Family and education

He was born on October 20, 1900 to José Antonio Echandi González and Margarita Lahmann Carazo. He married Julieta Brenes Hine with whom he had four children: Hilda, Olga, Carlos Manuel and María Elena.
He graduated from Yale University in New Haven, Connecticut as M.D. in 1925 and that same year joined the University of Costa Rica's Faculty of Medicine.

Career

He joined Hospital San Juan de Dios as an intern in 1926 and in late 1927 was named medical assistant to Dr. Moreno in surgery and orthopedics. On August 25, 1936 he was put on charge of the Doctor Carlos Durán General Service Clinic. As Dr. Moreno's assistant he took part of the surgeries performed on Beltrán Cortés to repair an anterior lesion in his right arm.

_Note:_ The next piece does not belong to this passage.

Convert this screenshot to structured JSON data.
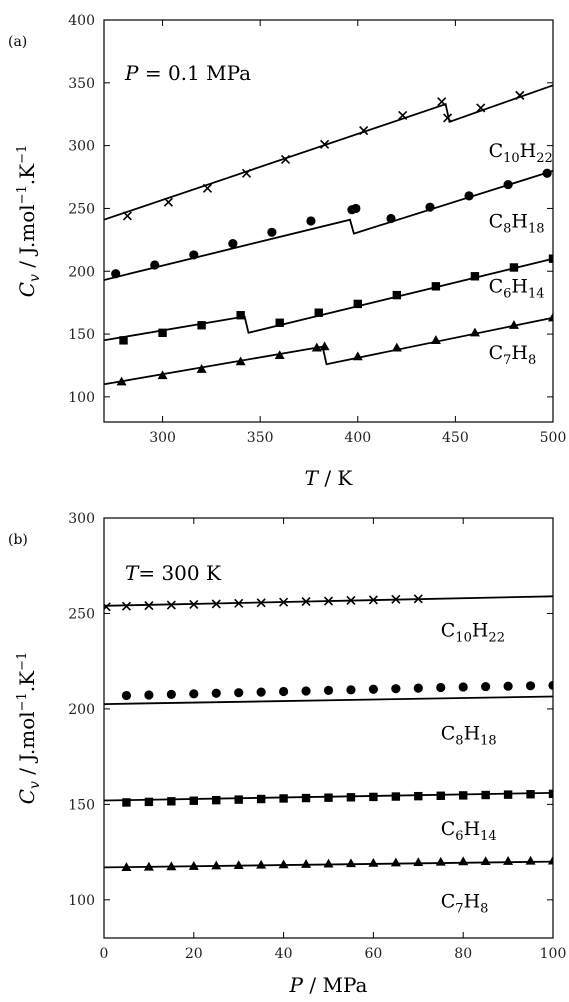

The procedures did not have the expected results and Cortés would always resent him and Dr. Moreno for having used him, according to him, as a test subject in an experimental procedure. He would even later claim that he had gone to the hospital to get treated for a pain in his leg and that Dr. Moreno took advantage of this to take a graft of bone from his healthy arm for a foreign patient.
He also served as deputy in the Legislative Assembly from 1932 to 1936.

Death

On the evening of August 23, 1938, Beltrán Cortés went to Dr. Moreno's house and shot him three times. He later headed to Dr. Echandi's house, knocked on the door and was received by the footman. Dr. Echandi was on his way out, as he had heard on the radio the news of Dr. Moreno's death and wanted to go to the crime scene, when Cortés shot him twice from the front gate, although one of them bounced off the door so only one of the shots actually hit him. The bullet perforated his pulmonary artery, killing him.
Both doctors' funerals were held the next day in the Metropolitan Cathedral. The ceremony was assisted by several government officials, members of the Costa Rican high society, and many common citizens.